Un estudio contable del macrocentro de Santa Fe sufrió un robo millonario bajo la modalidad de “boquete”. Delincuentes ingresaron durante la madrugada y se llevaron una importante suma de dinero en moneda extranjera.
El hecho se descubrió el domingo por la mañana. El propietario del estudio, un contador de 78 años, encontró las oficinas revueltas y las cajas de seguridad forzadas.
Cómo fue el robo en el estudio contable
El estudio está ubicado en calle San Lorenzo al 2700, en barrio República del Oeste de la ciudad de Santa Fe.
El profesional se retiró del lugar el sábado al mediodía. Regresó el domingo cerca de las 10. En ese momento advirtió el robo.
Al ingresar, vio los ambientes desordenados y signos de violencia en las cajas de seguridad.
Los delincuentes entraron al inmueble tras realizar dos boquetes circulares en las paredes.
Uno de los orificios estaba en la parte trasera del edificio. Ese sector limita con un terreno baldío. El otro boquete conectaba con el acceso de una escribanía lindante.
Dentro del estudio, los ladrones revolvieron las oficinas. Luego abrieron las cajas de seguridad.
De allí sustrajeron unos 45.000 dólares y una cantidad de euros que aún no fue determinada.
Herramientas halladas en la escena
El damnificado avisó a la Central de Emergencias 911. Minutos después llegó personal de la Brigada Motorizada de la Unidad Regional I.
Los agentes revisaron el lugar y comenzaron las primeras actuaciones.
Durante el procedimiento, secuestraron dos herramientas que podrían haber usado los delincuentes:
- una llave tipo “pico de loro”
- una llave inglesa.
Peritos del área de Criminalística también trabajaron en el estudio. Los especialistas realizaron relevamientos para buscar rastros y elementos de interés para la causa.
La investigación del robo
La causa quedó a cargo de la fiscal de turno del Ministerio Público de la Acusación, Dra. Aimi.
En paralelo, la Policía de Investigaciones (PDI) avanza con distintas tareas.
Los investigadores realizan entrevistas a vecinos y posibles testigos. También analizan cámaras de videovigilancia públicas y privadas de la zona.
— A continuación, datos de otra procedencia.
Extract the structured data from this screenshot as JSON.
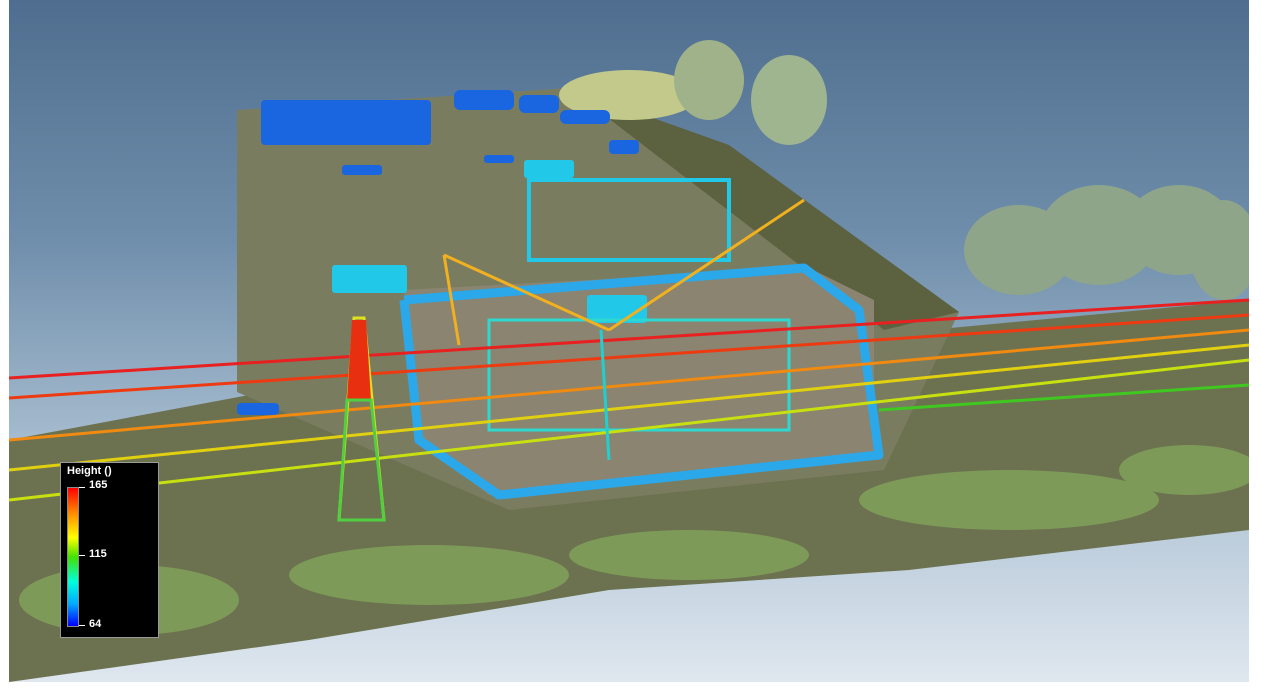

Una de las primeras hipótesis indica que el robo pudo haber sido planificado. Los delincuentes habrían ingresado desde un inmueble deshabitado. Además, parecían conocer que en el estudio había dinero guardado en moneda extranjera.
Los peritajes y el análisis de las cámaras serán claves para intentar identificar a los autores del hecho.